Vor einigen Jahren hat sich der Bariton Thomas Quasthoff zu der Aussage hinreißen lassen, dass die Zeit des Liedgesangs wohl dem Ende zugehe. Mittlerweile hat er eingestanden, dass er sich mit dieser Prognose geirrt habe. Auch der CD-Markt zeigt es: Der Liedgesang ist ‚in‘. Viele junge Sängerinnen und vor allem Sänger haben in den letzten Jahren eine oder mehrere Aufnahmen herausgebracht, in denen sie sich dem klassischen Liederrepertoire widmen.
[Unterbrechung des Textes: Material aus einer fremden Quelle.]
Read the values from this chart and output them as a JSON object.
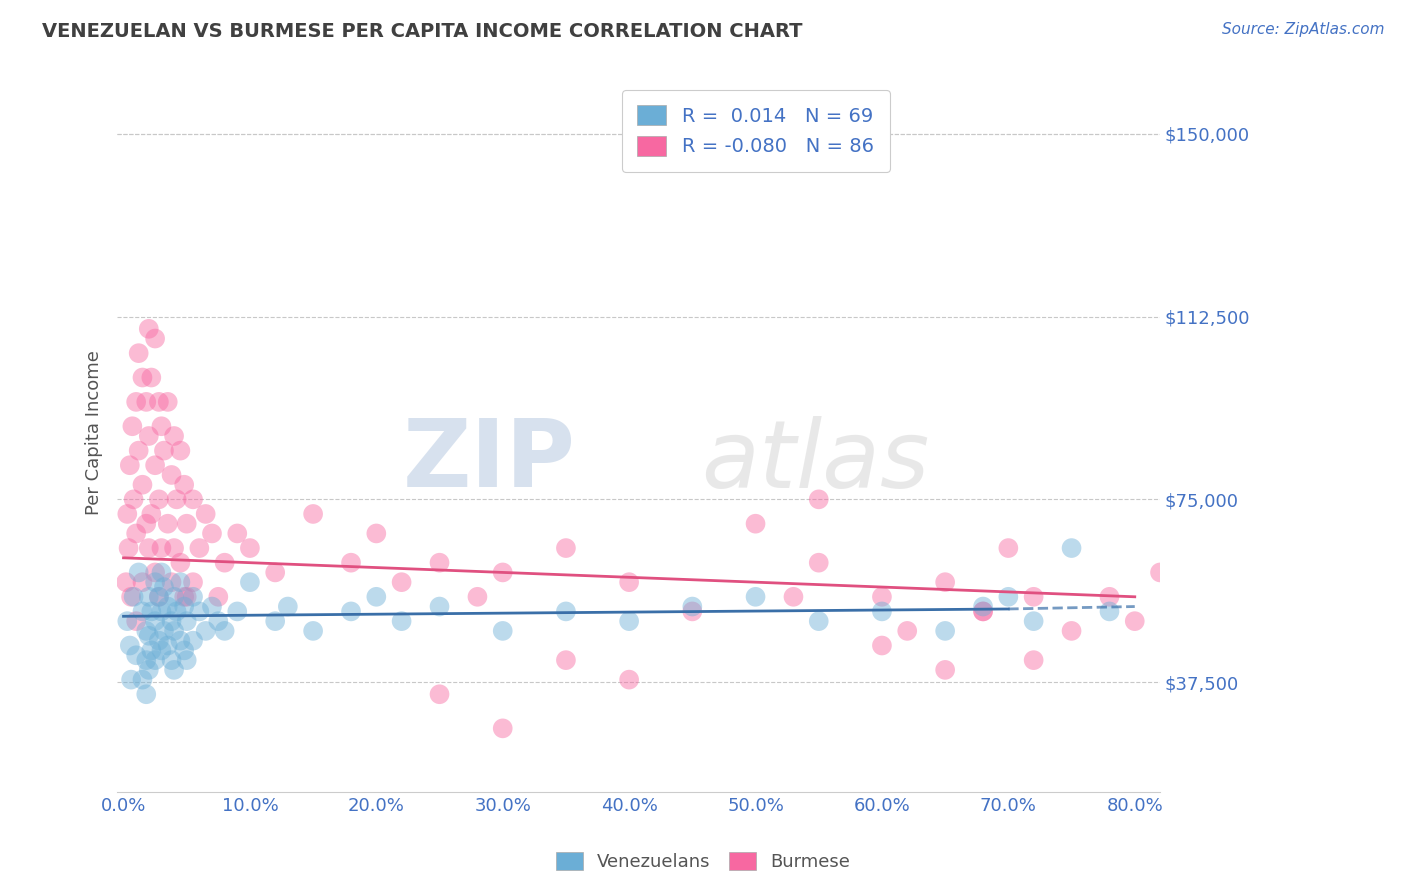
{
  "title": "VENEZUELAN VS BURMESE PER CAPITA INCOME CORRELATION CHART",
  "source": "Source: ZipAtlas.com",
  "ylabel": "Per Capita Income",
  "xlabel": "",
  "xlim": [
    -0.005,
    0.82
  ],
  "ylim": [
    15000,
    162500
  ],
  "yticks": [
    37500,
    75000,
    112500,
    150000
  ],
  "ytick_labels": [
    "$37,500",
    "$75,000",
    "$112,500",
    "$150,000"
  ],
  "xtick_labels": [
    "0.0%",
    "10.0%",
    "20.0%",
    "30.0%",
    "40.0%",
    "50.0%",
    "60.0%",
    "70.0%",
    "80.0%"
  ],
  "xticks": [
    0.0,
    0.1,
    0.2,
    0.3,
    0.4,
    0.5,
    0.6,
    0.7,
    0.8
  ],
  "venezuelan_color": "#6baed6",
  "burmese_color": "#f768a1",
  "venezuelan_R": 0.014,
  "venezuelan_N": 69,
  "burmese_R": -0.08,
  "burmese_N": 86,
  "watermark_zip": "ZIP",
  "watermark_atlas": "atlas",
  "background_color": "#ffffff",
  "grid_color": "#c8c8c8",
  "label_color": "#4472c4",
  "title_color": "#404040",
  "venezuelan_line_color": "#3a6fa8",
  "burmese_line_color": "#e05080",
  "venezuelan_scatter_x": [
    0.003,
    0.005,
    0.006,
    0.008,
    0.01,
    0.012,
    0.015,
    0.015,
    0.018,
    0.018,
    0.018,
    0.02,
    0.02,
    0.02,
    0.022,
    0.022,
    0.025,
    0.025,
    0.025,
    0.028,
    0.028,
    0.03,
    0.03,
    0.03,
    0.032,
    0.032,
    0.035,
    0.035,
    0.038,
    0.038,
    0.04,
    0.04,
    0.04,
    0.042,
    0.045,
    0.045,
    0.048,
    0.048,
    0.05,
    0.05,
    0.055,
    0.055,
    0.06,
    0.065,
    0.07,
    0.075,
    0.08,
    0.09,
    0.1,
    0.12,
    0.13,
    0.15,
    0.18,
    0.2,
    0.22,
    0.25,
    0.3,
    0.35,
    0.4,
    0.45,
    0.5,
    0.55,
    0.6,
    0.65,
    0.68,
    0.7,
    0.72,
    0.75,
    0.78
  ],
  "venezuelan_scatter_y": [
    50000,
    45000,
    38000,
    55000,
    43000,
    60000,
    52000,
    38000,
    48000,
    42000,
    35000,
    55000,
    47000,
    40000,
    52000,
    44000,
    58000,
    50000,
    42000,
    55000,
    46000,
    60000,
    52000,
    44000,
    57000,
    48000,
    53000,
    45000,
    50000,
    42000,
    55000,
    48000,
    40000,
    52000,
    58000,
    46000,
    53000,
    44000,
    50000,
    42000,
    55000,
    46000,
    52000,
    48000,
    53000,
    50000,
    48000,
    52000,
    58000,
    50000,
    53000,
    48000,
    52000,
    55000,
    50000,
    53000,
    48000,
    52000,
    50000,
    53000,
    55000,
    50000,
    52000,
    48000,
    53000,
    55000,
    50000,
    65000,
    52000
  ],
  "burmese_scatter_x": [
    0.002,
    0.003,
    0.004,
    0.005,
    0.006,
    0.007,
    0.008,
    0.01,
    0.01,
    0.01,
    0.012,
    0.012,
    0.015,
    0.015,
    0.015,
    0.018,
    0.018,
    0.02,
    0.02,
    0.02,
    0.022,
    0.022,
    0.025,
    0.025,
    0.025,
    0.028,
    0.028,
    0.028,
    0.03,
    0.03,
    0.032,
    0.035,
    0.035,
    0.038,
    0.038,
    0.04,
    0.04,
    0.042,
    0.045,
    0.045,
    0.048,
    0.048,
    0.05,
    0.05,
    0.055,
    0.055,
    0.06,
    0.065,
    0.07,
    0.075,
    0.08,
    0.09,
    0.1,
    0.12,
    0.15,
    0.18,
    0.2,
    0.22,
    0.25,
    0.28,
    0.3,
    0.35,
    0.4,
    0.45,
    0.5,
    0.53,
    0.55,
    0.6,
    0.62,
    0.65,
    0.68,
    0.7,
    0.72,
    0.35,
    0.4,
    0.55,
    0.6,
    0.65,
    0.68,
    0.72,
    0.75,
    0.78,
    0.8,
    0.82,
    0.25,
    0.3
  ],
  "burmese_scatter_y": [
    58000,
    72000,
    65000,
    82000,
    55000,
    90000,
    75000,
    95000,
    68000,
    50000,
    105000,
    85000,
    100000,
    78000,
    58000,
    95000,
    70000,
    110000,
    88000,
    65000,
    100000,
    72000,
    108000,
    82000,
    60000,
    95000,
    75000,
    55000,
    90000,
    65000,
    85000,
    95000,
    70000,
    80000,
    58000,
    88000,
    65000,
    75000,
    85000,
    62000,
    78000,
    55000,
    70000,
    55000,
    75000,
    58000,
    65000,
    72000,
    68000,
    55000,
    62000,
    68000,
    65000,
    60000,
    72000,
    62000,
    68000,
    58000,
    62000,
    55000,
    60000,
    65000,
    58000,
    52000,
    70000,
    55000,
    62000,
    55000,
    48000,
    58000,
    52000,
    65000,
    55000,
    42000,
    38000,
    75000,
    45000,
    40000,
    52000,
    42000,
    48000,
    55000,
    50000,
    60000,
    35000,
    28000
  ]
}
So auch André Schuen. Mit Anfang 30 hat der sympathische, naturverbundende Bariton aus Südtirol bereits eine beachtliche Karriere hingelegt. Beachtlich auch deswegen, weil sie sehr gut überlegt zu sein scheint. Schuen geht sorgfältig mit seiner schönen und ausdrucksstarken Stimme um, stürzt sich nicht in alle Angebote, sondern wählt aus. Nach vielen kleineren Rollen u. a. bei den Salzburger Festspielen und nach vier Jahren an der Oper Graz sind es vor allem Mozartpartien, mit denen er einen größeren Sprung gewagt hat: Die Titelpartie in 'Don Giovanni' und 'Die Hochzeit des Figaro' gehört ebenso wie Guglielmo aus 'Così fan tutte' zu Rollen, die er erfolgreich auf die Bühne brachte.
Klarheit und Natürlichkeit
Schuen hat einen klaren, natürlichen und ungekünstelten, sehr lyrischen, dabei aber eher tiefen und vom Timbre her ganz natürlich dunklen Bariton. Mit diesem interpretiert er auf der vorliegenden Aufnahme Lieder von Franz Schubert rund um den Begriff des Wanderns. Drei Themenfelder beschreiben Schuen und sein Begleiter Daniel Heide im Booklet, das leider auf einen Abdruck der Liedtexte verzichtet (die man aber auf der Webseite https://avi-music.de/html/lyrics/8553373.html lesen kann): das ‚romantische‘ Wandern (wie im Lied 'Der Wanderer' D 649 nach einem Gedicht von Friedrich von Schlegel), der Weg zur Geliebten (wie in 'Willkommen und Abschied') und die Reise ins Jenseits (wie in 'Totengräbers Heimweh'). Fünfzehn Lieder haben Schuen und Heide so gemeinsam eingespielt, und was sie sofort für sich einnehmen lässt, ist die große Natürlichkeit und Klarheit, mit der sie die Lieder interpretieren.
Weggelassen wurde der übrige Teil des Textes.